Re: [PATCH v6 5/9] mm: thp: Extend THP to allocate anonymous large folios

John Hubbard <jhubbard@xxxxxxxxxx> · Mon, 30 Oct 2023 16:25:38 -0700

On 10/30/23 04:43, Ryan Roberts wrote:
On 28/10/2023 00:04, John Hubbard wrote:
On 9/29/23 04:44, Ryan Roberts wrote:
...
   +static bool vmf_pte_range_changed(struct vm_fault *vmf, int nr_pages)
+{
+    int i;
+
+    if (nr_pages == 1)
+        return vmf_pte_changed(vmf);
+
+    for (i = 0; i < nr_pages; i++) {
+        if (!pte_none(ptep_get_lockless(vmf->pte + i)))
+            return true;

This seems like something different than the function name implies.
It's really confusing: for a single page case, return true if the
pte in the page tables has changed, yes that is very clear.

But then for multiple page cases, which is really the main
focus here--for that, claim that the range has changed if any
pte is present (!pte_none). Can you please help me understand
what this means?

Yes I understand your confusion. Although I'm confident that the code is
correct, its a bad name - I'll make the excuse that this has evolved through
rebasing to cope with additions to UFFD. Perhaps something like
vmf_is_large_folio_suitable() is a better name.

It used to be that we would only take the do_anonymous_page() path if the pte
was none; i.e. this is the first time we are faulting on an address covered by
an anon VMA and we need to allocate some memory. But more recently we also end
up here if the pte is a uffd_wp marker. So for a single pte, instead of checking
none, we can check if the pte has changed from our original check (where we
determined it was a uffd_wp marker or none). But for multiple ptes, we don't
have storage to store all the original ptes from the first check.

Fortunately, if uffd is in use for a vma, then we don't want to use a large
folio anyway (this would break uffd semantics because we would no longer get a
fault for every page). So we only care about the "same but not none" case for
nr_pages=1.

Would changing the name to vmf_is_large_folio_suitable() help here?

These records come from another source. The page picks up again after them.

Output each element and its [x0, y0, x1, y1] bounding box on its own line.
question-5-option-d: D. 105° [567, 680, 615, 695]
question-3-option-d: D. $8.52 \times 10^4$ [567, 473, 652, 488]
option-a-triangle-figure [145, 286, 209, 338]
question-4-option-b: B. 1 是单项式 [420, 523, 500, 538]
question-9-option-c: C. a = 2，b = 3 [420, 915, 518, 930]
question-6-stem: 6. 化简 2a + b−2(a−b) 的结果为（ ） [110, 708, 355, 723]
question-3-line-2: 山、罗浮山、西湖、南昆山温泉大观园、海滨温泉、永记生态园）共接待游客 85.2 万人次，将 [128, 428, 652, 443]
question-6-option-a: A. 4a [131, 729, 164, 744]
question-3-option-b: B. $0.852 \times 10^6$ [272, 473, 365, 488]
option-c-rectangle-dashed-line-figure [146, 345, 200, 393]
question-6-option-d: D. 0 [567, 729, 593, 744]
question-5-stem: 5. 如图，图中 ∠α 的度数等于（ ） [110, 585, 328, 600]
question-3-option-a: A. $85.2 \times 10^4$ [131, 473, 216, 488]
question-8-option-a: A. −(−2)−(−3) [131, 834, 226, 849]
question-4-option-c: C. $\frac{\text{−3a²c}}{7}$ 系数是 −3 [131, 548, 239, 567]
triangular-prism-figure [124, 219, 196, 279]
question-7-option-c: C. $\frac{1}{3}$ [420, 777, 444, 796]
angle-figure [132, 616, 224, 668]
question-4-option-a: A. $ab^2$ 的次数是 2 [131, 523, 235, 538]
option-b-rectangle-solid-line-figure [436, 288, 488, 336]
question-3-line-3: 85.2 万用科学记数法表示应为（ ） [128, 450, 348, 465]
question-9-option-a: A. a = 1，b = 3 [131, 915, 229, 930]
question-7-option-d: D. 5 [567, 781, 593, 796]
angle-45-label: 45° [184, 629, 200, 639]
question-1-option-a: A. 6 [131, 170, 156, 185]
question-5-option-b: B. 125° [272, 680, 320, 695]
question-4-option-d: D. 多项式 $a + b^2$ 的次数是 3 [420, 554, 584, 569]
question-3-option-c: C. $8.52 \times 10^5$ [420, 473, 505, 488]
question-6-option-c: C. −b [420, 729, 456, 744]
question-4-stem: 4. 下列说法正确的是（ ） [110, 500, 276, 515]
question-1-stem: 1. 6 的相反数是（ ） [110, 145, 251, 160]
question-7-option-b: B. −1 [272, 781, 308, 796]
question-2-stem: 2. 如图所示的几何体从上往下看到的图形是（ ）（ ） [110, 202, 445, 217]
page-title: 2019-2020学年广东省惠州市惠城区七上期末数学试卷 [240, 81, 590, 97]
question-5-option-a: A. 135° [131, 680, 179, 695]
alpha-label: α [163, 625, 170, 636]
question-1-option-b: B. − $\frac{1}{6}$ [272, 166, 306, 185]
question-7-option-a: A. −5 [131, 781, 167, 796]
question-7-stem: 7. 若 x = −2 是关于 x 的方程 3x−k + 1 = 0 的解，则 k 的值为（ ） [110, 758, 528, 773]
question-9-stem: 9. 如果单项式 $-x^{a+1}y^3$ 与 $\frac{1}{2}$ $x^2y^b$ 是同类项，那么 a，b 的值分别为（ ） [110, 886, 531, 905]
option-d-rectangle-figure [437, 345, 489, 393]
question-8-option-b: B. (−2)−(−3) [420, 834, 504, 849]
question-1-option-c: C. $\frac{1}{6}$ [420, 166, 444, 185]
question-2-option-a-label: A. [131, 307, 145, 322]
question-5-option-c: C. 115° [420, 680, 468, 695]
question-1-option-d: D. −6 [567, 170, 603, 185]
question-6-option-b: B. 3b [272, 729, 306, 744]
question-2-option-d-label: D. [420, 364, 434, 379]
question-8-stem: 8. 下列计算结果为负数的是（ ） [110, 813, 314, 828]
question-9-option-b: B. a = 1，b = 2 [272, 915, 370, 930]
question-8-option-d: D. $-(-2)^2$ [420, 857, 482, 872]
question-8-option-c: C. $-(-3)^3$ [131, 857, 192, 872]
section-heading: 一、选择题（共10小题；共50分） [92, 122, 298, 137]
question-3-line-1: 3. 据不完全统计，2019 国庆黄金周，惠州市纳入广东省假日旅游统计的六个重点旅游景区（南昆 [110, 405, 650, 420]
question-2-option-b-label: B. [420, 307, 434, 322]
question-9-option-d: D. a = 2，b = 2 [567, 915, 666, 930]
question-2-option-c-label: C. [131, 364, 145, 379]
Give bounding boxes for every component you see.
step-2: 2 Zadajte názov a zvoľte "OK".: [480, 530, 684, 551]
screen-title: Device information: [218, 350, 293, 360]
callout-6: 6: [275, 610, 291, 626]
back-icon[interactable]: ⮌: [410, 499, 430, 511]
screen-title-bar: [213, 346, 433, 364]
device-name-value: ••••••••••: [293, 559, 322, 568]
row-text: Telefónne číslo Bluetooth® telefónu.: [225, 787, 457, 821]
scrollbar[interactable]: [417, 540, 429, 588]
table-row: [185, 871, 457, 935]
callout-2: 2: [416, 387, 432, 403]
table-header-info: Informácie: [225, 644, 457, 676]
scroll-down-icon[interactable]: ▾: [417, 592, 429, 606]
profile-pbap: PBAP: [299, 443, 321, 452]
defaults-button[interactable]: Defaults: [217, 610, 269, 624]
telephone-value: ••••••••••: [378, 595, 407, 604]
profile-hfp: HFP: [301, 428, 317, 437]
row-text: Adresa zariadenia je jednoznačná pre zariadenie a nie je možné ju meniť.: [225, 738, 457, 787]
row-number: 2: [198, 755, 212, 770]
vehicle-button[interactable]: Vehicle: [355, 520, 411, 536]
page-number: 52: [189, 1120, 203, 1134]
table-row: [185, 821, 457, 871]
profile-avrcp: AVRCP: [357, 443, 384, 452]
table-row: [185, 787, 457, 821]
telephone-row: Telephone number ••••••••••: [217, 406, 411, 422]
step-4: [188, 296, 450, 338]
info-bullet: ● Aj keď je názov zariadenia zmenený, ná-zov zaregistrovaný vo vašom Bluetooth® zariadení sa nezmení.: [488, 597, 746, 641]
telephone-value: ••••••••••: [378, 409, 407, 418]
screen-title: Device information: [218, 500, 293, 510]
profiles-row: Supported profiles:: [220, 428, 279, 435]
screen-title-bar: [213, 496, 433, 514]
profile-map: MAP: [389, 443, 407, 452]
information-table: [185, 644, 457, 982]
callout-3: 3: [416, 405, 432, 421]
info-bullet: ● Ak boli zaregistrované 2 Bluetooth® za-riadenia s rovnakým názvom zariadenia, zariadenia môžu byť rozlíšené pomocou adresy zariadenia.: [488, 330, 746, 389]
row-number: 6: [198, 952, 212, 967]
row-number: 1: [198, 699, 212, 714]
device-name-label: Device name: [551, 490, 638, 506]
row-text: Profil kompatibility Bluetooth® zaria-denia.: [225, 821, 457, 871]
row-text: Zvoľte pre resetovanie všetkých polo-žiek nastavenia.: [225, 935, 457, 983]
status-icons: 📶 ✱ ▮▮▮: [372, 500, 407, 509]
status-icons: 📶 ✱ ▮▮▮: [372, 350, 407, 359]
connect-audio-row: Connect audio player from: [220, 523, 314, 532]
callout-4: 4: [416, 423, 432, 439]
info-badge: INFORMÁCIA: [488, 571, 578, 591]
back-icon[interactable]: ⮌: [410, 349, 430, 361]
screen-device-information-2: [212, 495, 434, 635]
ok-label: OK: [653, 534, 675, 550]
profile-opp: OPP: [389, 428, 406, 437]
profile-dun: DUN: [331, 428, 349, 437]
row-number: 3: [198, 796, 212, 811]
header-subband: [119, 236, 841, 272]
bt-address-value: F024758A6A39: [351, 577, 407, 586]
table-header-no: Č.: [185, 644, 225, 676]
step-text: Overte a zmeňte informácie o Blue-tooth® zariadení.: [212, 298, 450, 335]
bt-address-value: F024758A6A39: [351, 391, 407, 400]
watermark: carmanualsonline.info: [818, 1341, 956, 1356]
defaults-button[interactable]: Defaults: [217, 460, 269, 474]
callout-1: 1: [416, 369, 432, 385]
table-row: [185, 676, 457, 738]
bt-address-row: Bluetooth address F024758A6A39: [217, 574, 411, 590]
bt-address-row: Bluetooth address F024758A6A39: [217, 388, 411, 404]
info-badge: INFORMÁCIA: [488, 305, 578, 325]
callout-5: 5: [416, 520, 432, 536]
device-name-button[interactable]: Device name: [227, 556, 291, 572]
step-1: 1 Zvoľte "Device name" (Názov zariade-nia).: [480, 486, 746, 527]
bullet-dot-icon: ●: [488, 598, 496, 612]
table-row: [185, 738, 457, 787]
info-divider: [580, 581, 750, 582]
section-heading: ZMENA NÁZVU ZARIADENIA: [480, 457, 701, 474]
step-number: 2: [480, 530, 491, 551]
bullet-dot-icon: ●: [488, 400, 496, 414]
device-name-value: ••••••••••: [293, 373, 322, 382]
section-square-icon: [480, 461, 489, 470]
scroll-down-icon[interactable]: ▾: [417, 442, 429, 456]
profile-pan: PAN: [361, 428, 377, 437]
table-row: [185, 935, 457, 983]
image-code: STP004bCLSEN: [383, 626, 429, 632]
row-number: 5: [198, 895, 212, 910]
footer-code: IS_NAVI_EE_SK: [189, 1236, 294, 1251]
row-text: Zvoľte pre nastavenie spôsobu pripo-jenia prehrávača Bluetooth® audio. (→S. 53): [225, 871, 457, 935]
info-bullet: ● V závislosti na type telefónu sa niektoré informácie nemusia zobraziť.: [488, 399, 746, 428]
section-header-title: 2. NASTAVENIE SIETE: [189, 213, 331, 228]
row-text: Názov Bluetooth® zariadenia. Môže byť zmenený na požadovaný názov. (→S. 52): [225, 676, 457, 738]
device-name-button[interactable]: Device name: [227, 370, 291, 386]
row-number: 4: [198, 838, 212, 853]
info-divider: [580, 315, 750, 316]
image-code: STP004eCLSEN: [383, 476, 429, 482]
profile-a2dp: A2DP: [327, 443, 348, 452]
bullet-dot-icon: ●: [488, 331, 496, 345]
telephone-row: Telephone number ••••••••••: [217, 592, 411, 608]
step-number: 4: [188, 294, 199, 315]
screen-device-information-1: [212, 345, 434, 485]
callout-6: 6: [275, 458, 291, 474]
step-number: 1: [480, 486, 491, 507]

Yes it would! And adding in a sentence or two from above about the uffd, as
a function-level comment might be just the right of demystification for
the code.

...
pte_offset_map() can only fail due to:

     a) Wrong pmd type. These include:
         pmd_none
         pmd_bad
         pmd migration entry
         pmd_trans_huge
         pmd_devmap

     b) __pte_map() failure

For (a), why is it that -EAGAIN is used here? I see that that
will lead to a re-fault, I got that far, but am missing something
still.

For (b), same question, actually. I'm not completely sure why
why a retry is going to fix a __pte_map() failure?

I'm not going to claim to understand all the details of this. But this is due to
a change that Hugh introduced and we concluded at [1] that its always correct to
return EAGAIN here to rerun the fault. In fact, with the current implementation
pte_offset_map() should never fail for anon IIUC, but the view was that EAGAIN
makes it safe for tomorrow, and because this would only fail due to a race,
retrying is correct.

[1] https://lore.kernel.org/linux-mm/8bdfd8d8-5662-4615-86dc-d60259bd16d@xxxxxxxxxx/

OK, got it.

...
And finally: is it accurate to say that there are *no* special
page flags being set, for PTE-mapped THPs? I don't see any here,
but want to confirm.

The page flags are coming from 'gfp = vma_thp_gfp_mask(vma)', which pulls in the
correct flags based on transparent_hugepage/defrag file.

OK that all is pretty clear now, thanks for the answers!

thanks,
--
John Hubbard
NVIDIA